Wednesday, June 25, 2008

Could it Be?

I have not done the research to see if my facts are right, but I've read that only about 3% of voters showed up to vote. Regardless, over 45,000 people voted for our District 3 House seat and 60% of them voted for Jason Chaffetz.

Utah County is the most conservative county, in the most conservative state. Historically, the incumbent always wins here. I have to admit that I am somewhat shocked that Jason has done what all indicators (statistics and analysts) said would be virtually impossible to do.

It makes me happy that we can still shake things up. That we have a say. That we all can make a difference.

Assuming Jason wins the November election, he will have 2 years, starting in January, to show us all what a difference one person can make. Hopefully, for him, it will be enough to keep his job, since we just proved that we are willing to change things up!

3 comments:

david@gommstudios.com said...

What we thought was funny were the comments that news commentators were making.

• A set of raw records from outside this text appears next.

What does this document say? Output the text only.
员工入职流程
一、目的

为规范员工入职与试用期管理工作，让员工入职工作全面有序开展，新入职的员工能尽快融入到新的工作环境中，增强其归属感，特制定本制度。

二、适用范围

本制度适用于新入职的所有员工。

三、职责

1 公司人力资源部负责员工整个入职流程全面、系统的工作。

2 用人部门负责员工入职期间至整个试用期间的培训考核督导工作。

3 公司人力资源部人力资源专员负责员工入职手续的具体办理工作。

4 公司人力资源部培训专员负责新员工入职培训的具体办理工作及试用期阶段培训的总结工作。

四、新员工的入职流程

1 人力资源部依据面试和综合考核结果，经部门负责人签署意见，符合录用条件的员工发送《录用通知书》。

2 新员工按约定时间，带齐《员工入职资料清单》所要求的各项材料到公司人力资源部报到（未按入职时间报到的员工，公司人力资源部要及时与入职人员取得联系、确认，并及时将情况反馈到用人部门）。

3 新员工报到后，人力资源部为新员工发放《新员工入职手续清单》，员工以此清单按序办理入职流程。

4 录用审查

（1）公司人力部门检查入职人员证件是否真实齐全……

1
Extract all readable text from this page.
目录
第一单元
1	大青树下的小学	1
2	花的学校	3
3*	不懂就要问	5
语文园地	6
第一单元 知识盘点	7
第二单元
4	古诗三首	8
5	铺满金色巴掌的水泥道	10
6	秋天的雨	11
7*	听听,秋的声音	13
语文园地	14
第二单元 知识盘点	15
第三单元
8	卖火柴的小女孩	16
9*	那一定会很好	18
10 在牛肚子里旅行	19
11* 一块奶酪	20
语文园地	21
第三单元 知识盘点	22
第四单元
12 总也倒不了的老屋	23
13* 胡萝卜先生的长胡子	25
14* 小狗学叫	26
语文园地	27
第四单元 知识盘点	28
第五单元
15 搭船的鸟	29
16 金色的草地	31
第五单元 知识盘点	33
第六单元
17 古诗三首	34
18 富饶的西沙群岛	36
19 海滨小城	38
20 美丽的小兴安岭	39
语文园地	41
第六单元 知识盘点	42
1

"We figure the reason Cannon lost was the poor voter turnout."

No, the reason he lost was that people who didn't want him voted for his opponent.

The reason he lost was that he didn't get as many votes as the other guy!

Felt good to have a vote that meant something.

Anonymous said...

Here's an interesting summary of voter turnout (Daily Herald, 6/26, http://www.heraldextra.com/content/view/271561/17/) :

"It turns out that the dismal 9 percent Utah County turnout wasn't quite accurate. That number reflects the percentage of total possible voters in the county (243,172) and votes cast (23,041). But Tuesday's primary was only for Republicans and unaffiliated voters who switched at the polls. That trims the voting pool to 173,667 and ups the turnout to 13.3 percent.


But that's not all: Utah County Clerk/Auditor Bryan Thompson estimates that only about a thousand people changed their affiliation to Republican at the polls on Tuesday. That's only about 1.3 percent of the roughly 80,000 non-affiliated voters in the county. So only counting registered Republicans, turnout was closer to 22 percent.


There was also a difference if you lived in the 2nd or 3rd district. The former didn't have the Chaffetz/Cannon race, just the state treasurer race. The result was that the 2nd District had a third of the turnout of the 3rd District by percentage."

Anonymous said...

Some people will say anything to win an election.